Olabode Omojola’s research focuses on African music, with emphasis on Nigerian and Yoruba traditions. His work has explored indigenous and modern musical traditions, and addressed themes like performance practices; music, identity and social dynamics; music and politics; and intercultural aesthetics.
He has held teaching positions at the University of Ilorin in Nigeria and at Northeastern University, Boston. At Ilorin and NU, Omojola taught courses devoted to the study of African and world music traditions. He has also held an academic position at the Nigerian Baptist Seminary College where he taught undergraduate and post-graduate courses in African music.
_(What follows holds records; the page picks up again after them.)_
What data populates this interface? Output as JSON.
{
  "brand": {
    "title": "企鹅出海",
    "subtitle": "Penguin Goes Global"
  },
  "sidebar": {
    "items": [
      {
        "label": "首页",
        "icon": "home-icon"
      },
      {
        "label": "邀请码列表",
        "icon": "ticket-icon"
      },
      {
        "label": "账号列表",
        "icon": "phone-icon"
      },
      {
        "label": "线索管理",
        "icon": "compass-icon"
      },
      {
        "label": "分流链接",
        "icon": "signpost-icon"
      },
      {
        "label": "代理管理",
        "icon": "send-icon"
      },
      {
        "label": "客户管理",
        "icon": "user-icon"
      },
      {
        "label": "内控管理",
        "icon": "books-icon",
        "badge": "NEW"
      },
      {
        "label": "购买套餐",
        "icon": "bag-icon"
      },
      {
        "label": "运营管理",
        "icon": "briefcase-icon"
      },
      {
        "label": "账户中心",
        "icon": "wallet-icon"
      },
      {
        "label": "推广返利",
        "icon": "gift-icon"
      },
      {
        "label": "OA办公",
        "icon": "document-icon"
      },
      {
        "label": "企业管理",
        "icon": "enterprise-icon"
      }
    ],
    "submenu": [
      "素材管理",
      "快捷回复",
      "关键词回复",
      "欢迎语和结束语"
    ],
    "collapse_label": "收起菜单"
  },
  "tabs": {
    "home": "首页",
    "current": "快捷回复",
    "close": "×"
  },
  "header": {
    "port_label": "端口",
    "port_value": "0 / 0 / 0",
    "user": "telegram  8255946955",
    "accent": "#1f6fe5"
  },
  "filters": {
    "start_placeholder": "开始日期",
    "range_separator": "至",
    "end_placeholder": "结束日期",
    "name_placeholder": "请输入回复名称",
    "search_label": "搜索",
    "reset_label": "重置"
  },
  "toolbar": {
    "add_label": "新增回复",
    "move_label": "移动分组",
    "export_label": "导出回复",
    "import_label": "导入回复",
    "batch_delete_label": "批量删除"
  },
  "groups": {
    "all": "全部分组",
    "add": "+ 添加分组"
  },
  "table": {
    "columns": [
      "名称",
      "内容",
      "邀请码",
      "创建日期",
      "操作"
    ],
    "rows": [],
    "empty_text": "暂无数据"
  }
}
Omojola has held a number of research positions, including the Radcliffe Institute Fellowship in African music at Harvard University, the Alexander von Humboldt Foundation Fellowship at the University of Cologne, Germany, and the Northwestern University African Humanities Fellowship Program in African music, which was hosted by the University of Ghana.
He recently co-edited (with George Dor of the University of Mississippi) Multiple Interpretations of Dynamics of Creativity and Knowledge in African Music Traditions, which was published by MRI Press in 2005. The book brings together essays that examine the nexus between indigenous and modern traditions, local and global idioms, and creativity and knowledge in African and African American music practices.
At Mount Holyoke, Omojola teaches courses in African music and ethnomusicology.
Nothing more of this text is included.